La riforma, dicevamo, non investe la maternità. Il legislatore, tuttavia, dovrebbe tornare sulla questione in seguito alla condanna riportata a Strasburgo24. La Corte infatti ha ritenuto che l’attuale disciplina del segreto sulla maternità (v. art. 28 l. adoz.) non bilanci adeguatamente i diritti del figlio e della madre25. Potrebbe essere l’occasione per una riflessione approfondita sul tema della maternità alla luce delle convenzioni internazionali e delle esperienze europee. Il principio della unicità dello status di figlio porta nella direzione di una unificazione dei modi di accertamento della maternità a favore di quello che meglio garantisce, nella generalità dei casi, la certezza dello status e l’identità del figlio.

Quanto alla paternità, il nuovo art. 231 c.c. dispone che «il marito è padre del figlio concepito o nato durante il matrimonio». A sua volta il nuovo art. 232, co. 1, c.c. dispone che «Si presume concepito durante il matrimonio il figlio nato quando non sono ancora decorsi trecento giorni dalla data dell’annullamento, dello scioglimento o della cessazione degli effetti civili del matrimonio». L’art. 233 c.c. (Nascita del figlio prima dei centottanta giorni) è abrogato (v. art. 106).

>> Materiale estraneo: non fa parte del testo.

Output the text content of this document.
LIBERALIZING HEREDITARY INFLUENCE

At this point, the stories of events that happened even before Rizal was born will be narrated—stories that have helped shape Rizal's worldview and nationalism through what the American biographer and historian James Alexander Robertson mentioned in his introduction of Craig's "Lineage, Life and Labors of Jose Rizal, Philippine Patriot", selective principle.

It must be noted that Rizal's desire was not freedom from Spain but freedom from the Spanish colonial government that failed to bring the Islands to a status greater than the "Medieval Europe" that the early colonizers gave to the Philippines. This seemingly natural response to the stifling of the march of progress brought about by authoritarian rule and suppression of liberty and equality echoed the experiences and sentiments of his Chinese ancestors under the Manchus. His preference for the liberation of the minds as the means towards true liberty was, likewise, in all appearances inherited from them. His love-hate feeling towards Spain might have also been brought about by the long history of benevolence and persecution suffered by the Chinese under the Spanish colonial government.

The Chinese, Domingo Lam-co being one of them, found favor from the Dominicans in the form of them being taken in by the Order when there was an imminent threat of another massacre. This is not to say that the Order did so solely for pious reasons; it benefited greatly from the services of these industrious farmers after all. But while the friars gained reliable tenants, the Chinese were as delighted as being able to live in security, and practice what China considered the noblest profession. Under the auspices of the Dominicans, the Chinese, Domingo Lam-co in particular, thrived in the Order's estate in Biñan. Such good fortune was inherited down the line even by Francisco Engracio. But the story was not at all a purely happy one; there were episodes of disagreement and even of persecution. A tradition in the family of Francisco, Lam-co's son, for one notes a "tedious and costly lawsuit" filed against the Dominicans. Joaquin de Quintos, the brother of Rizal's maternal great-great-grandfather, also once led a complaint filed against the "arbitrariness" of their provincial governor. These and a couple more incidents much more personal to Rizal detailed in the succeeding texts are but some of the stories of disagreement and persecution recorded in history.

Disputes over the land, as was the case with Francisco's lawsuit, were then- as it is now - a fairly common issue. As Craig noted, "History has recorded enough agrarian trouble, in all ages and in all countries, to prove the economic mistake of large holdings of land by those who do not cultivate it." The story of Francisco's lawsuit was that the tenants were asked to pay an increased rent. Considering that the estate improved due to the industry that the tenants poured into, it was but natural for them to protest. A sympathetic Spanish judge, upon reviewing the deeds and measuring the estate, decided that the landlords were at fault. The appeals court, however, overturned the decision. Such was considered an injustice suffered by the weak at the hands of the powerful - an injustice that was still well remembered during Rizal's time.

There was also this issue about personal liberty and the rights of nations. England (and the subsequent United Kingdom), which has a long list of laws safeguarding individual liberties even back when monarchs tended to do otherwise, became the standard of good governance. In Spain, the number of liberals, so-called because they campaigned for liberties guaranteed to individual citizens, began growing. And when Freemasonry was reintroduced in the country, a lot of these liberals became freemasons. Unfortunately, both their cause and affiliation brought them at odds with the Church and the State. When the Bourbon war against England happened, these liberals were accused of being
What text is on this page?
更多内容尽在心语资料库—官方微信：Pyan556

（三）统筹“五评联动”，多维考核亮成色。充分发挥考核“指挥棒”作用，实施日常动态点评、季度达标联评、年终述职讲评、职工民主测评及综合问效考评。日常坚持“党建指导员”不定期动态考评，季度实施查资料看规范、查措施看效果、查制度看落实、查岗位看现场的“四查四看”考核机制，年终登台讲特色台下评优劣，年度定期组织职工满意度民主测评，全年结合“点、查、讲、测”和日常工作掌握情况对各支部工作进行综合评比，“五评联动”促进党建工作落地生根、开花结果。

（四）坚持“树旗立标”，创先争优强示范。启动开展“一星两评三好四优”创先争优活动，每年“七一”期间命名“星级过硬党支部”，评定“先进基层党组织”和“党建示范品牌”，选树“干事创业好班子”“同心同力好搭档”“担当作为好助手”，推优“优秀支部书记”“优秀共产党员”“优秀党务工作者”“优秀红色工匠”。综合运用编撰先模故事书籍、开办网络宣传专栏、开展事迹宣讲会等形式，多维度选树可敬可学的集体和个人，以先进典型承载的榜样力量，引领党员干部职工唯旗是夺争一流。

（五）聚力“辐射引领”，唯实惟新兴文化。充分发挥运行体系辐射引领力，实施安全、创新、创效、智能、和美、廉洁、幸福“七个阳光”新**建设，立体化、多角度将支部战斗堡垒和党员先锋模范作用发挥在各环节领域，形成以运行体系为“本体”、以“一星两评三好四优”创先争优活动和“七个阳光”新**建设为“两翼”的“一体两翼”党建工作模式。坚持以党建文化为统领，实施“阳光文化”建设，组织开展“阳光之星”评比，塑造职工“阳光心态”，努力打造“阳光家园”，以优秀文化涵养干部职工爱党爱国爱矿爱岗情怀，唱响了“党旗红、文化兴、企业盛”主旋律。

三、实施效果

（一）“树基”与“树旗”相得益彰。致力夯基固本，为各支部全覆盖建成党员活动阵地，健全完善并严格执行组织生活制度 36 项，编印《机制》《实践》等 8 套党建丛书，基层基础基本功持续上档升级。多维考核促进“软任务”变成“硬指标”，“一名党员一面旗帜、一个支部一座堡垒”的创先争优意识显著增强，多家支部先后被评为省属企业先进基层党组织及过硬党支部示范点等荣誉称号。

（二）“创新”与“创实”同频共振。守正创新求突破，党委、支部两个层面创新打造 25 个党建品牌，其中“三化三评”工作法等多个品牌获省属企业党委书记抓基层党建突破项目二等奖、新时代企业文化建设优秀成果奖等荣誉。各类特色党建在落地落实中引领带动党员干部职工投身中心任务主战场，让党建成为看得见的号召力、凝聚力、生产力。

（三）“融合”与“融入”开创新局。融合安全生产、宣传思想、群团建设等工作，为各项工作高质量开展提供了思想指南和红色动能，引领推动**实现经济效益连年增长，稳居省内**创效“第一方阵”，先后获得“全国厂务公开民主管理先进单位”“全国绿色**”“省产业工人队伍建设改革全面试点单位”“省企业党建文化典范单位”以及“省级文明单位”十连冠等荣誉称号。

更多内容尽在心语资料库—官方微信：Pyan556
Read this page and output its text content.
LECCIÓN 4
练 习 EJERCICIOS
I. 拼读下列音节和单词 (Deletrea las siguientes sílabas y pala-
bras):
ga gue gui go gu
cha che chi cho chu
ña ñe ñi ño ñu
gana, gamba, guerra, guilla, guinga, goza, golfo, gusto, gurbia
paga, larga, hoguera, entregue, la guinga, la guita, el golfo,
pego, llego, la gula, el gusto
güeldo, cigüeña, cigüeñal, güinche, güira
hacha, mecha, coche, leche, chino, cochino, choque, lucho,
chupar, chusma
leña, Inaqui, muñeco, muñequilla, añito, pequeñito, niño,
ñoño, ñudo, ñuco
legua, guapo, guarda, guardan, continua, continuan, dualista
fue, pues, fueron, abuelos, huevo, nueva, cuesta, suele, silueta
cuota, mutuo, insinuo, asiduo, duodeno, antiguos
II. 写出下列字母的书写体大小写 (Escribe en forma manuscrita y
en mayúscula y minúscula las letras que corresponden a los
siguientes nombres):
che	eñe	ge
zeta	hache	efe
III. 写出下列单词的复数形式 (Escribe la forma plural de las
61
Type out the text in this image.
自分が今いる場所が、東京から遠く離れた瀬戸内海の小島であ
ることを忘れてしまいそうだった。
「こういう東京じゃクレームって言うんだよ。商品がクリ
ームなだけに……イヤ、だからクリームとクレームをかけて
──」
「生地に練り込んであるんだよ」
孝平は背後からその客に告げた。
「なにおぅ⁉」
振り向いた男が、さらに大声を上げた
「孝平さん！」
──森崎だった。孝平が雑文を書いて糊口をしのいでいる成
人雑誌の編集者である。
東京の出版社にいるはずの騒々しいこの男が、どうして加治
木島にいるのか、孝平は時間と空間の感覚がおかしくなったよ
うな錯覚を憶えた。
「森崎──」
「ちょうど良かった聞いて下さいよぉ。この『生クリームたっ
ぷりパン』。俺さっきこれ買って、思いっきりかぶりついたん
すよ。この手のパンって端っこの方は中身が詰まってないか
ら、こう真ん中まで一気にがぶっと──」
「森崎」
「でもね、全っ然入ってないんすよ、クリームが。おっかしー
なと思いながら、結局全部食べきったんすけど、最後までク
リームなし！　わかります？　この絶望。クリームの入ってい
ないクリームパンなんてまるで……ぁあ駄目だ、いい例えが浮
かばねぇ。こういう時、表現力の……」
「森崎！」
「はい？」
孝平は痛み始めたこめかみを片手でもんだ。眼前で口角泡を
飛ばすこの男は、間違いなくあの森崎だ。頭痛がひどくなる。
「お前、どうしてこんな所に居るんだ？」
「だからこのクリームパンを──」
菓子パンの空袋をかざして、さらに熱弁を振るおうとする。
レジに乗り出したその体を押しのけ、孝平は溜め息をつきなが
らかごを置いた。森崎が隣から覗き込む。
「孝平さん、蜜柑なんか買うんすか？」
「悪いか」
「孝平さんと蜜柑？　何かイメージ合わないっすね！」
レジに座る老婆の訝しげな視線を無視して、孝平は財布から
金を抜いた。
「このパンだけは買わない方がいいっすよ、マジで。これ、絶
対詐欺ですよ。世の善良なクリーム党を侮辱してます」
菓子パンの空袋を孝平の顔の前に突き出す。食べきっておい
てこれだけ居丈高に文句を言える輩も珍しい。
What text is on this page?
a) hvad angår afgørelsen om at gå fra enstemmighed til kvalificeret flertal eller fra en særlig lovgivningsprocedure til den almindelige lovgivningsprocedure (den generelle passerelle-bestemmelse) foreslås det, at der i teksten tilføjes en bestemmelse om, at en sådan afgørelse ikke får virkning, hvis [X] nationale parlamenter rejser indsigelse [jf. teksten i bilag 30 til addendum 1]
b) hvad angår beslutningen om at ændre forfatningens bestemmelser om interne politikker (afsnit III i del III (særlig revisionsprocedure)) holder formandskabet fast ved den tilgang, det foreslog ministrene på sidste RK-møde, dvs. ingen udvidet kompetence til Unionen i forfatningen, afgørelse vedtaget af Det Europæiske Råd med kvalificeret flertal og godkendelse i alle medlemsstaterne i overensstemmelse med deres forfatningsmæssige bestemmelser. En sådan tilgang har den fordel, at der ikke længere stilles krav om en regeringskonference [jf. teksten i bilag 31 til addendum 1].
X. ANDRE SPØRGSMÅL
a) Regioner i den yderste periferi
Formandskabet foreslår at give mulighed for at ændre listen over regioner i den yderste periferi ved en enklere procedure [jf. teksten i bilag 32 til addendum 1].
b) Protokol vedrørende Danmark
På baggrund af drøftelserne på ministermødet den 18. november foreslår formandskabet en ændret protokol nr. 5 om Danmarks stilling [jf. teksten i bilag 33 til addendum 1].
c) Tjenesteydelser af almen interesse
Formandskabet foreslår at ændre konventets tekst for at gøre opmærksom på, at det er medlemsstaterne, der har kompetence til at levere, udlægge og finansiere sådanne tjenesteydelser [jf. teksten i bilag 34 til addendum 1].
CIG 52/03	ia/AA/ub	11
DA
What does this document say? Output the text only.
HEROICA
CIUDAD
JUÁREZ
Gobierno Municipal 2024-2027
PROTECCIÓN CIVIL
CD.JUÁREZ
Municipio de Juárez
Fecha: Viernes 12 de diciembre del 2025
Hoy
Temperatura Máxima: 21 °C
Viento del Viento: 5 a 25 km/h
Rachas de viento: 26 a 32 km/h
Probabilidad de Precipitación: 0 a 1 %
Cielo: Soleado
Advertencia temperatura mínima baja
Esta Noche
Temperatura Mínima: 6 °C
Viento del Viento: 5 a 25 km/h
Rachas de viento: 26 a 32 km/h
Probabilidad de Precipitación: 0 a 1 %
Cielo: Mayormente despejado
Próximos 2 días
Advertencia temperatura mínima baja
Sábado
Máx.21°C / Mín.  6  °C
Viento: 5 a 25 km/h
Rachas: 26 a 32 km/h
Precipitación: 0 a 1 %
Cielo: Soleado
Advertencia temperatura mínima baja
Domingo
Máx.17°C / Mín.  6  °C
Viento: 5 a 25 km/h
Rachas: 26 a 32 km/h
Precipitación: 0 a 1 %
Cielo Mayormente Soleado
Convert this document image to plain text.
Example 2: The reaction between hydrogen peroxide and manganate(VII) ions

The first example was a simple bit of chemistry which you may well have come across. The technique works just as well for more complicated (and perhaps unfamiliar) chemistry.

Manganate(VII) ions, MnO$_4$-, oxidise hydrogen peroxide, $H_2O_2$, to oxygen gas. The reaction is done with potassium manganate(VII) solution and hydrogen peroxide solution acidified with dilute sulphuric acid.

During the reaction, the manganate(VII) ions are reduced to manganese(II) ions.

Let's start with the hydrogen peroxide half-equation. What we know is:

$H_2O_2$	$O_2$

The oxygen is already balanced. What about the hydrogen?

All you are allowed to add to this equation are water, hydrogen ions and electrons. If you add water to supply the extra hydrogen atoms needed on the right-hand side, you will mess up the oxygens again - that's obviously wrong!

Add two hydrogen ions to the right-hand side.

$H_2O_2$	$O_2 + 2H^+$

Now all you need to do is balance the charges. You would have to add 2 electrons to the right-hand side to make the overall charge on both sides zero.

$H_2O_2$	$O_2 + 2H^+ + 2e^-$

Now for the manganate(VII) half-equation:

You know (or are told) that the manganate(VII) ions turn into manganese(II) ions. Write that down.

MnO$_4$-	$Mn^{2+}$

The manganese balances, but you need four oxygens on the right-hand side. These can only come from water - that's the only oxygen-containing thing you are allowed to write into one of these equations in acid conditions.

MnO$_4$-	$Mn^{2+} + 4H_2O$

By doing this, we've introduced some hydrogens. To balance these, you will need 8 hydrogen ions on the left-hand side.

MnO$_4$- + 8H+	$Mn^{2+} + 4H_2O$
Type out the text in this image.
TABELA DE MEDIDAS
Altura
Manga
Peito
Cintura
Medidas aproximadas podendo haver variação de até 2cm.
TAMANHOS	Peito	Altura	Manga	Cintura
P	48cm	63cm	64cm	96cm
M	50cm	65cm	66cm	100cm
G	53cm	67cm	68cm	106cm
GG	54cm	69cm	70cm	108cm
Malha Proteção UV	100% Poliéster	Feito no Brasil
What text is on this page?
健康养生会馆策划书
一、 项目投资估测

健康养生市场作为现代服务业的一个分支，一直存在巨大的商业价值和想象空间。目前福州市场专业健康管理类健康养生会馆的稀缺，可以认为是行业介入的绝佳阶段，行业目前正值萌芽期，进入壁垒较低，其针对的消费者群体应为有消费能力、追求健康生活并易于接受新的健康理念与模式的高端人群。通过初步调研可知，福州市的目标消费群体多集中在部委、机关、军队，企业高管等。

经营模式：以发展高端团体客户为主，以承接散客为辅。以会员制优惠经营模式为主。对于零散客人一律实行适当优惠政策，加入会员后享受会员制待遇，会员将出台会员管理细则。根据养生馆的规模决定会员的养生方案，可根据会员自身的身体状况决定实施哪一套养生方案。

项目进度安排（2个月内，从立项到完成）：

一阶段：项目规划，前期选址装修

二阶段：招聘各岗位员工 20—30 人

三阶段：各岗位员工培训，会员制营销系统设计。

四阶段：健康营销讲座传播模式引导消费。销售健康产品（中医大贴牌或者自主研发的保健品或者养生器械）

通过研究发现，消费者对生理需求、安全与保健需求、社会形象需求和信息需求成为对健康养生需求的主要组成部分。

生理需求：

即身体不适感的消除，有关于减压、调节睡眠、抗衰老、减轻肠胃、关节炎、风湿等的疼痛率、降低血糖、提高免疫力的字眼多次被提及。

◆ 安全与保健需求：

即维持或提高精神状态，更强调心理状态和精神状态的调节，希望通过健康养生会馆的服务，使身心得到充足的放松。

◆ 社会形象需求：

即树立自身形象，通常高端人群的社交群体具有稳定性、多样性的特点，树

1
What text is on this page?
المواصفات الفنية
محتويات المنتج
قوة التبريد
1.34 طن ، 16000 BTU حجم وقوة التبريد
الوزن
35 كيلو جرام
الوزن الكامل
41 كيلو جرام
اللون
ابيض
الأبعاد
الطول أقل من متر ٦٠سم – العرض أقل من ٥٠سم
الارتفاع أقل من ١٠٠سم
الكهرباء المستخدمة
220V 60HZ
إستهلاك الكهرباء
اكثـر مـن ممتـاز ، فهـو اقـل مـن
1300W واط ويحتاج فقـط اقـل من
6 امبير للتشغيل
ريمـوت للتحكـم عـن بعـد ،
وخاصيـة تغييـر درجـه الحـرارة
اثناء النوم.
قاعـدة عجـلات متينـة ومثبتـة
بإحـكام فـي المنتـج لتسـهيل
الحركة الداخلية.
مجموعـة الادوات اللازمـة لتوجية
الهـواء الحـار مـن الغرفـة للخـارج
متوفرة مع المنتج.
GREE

La nascita da donna coniugata comporta dunque sempre l’accertamento automatico in capo alla madre ed al marito di lei sulla base della denuncia di nascita. Il fatto che la presunzione di paternità operi per tutti i figli nati (e non più solo per quelli concepiti) nel matrimonio implica un ripensamento della presunzione di concepimento. In definitiva, nella disciplina riformata il marito è padre dei figli nati dopo il matrimonio e non oltre i 300 giorni dal suo venir meno per effetto della separazione (art. 232, co. 2, c.c.), del divorzio, dell’annullamento (art. 232, co. 1, c.c.).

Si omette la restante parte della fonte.